Saroha claimed the policemen kept hitting them even when they had fled the spot of the protest. “They chased us into the fields. I fell and police kept beating me, even when I started bleeding from the head and passed out. A sardarji gave me a piece of cloth for the head wound. Then the policemen came and beat me again.”

He said a friend took him to the Civil Hospital on his motorcycle. “But the officials there said persons related to the farmer agitation would not be admitted. Then, I went to a private hospital, and after receiving the stitches, went back to the agitating farmers. Later in the evening, we went to the Civil Hospital again when farmer leaders asked us to do so. Only when farmer leader Rakesh Tikait came to the hospital Sunday, my X-ray was done,” Siroha said, adding that several tests recommended for him were yet to be performed.

Gurjant Singh, 23, admitted at Kalpana Chawla Government Medical College in Karnal, claimed he was unable to see from his right eye, while brothers Ranbir Punia and Mahender Punia, from village Barota, said they had bruises on their hands, legs, stomach and back.

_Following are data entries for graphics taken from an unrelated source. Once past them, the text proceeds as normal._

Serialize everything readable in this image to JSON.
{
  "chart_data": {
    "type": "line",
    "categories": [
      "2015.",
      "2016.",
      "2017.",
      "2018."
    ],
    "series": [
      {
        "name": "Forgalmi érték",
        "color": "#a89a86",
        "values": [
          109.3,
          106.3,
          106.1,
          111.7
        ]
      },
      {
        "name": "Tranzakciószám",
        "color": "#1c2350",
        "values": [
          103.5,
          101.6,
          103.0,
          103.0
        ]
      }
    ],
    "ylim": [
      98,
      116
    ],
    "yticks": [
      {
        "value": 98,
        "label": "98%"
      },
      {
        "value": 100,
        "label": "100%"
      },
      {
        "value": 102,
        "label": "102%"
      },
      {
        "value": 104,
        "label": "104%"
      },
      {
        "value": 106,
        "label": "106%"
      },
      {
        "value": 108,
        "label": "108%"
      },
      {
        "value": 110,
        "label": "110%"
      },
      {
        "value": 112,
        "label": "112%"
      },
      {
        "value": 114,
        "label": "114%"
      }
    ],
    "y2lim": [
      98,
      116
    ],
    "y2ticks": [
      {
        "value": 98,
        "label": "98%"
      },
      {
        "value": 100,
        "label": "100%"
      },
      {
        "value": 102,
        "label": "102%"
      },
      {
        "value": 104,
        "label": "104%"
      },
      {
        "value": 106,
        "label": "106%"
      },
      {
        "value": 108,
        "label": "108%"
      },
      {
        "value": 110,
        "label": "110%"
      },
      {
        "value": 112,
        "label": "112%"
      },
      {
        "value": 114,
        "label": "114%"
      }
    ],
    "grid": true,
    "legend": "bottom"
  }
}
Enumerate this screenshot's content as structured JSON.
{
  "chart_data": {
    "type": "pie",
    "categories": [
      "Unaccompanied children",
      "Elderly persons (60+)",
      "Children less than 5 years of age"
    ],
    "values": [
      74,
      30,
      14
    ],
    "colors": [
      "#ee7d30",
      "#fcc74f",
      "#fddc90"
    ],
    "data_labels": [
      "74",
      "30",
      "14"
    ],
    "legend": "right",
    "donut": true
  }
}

The Director of the Medical College, Dr Jagdish Dureja, said Gurjant had received “a minor injury on his nose”, and they had asked him to stay in the hospital for a couple of days. “The patient said there was redness in an eye and the visibility from it low. He was examined.

The doctors said the redness will fade away gradually. If the patient wishes, he can go home,” Dr Dureja said, criticising claims on social media that a person had lost his eyesight on account of injuries.

Karnal DC Nishant Kumar Yadav said “the use of force was minimum”, and not meant to harm anybody but to get the highway opened.

Karnal Civil Hospital’s Principal Medical Officer Dr Piyush Sharma said, “None of the injuries was serious.” He also denied that anyone was turned away, adding that the farmers were brought in on government ambulances and proper treatment was given.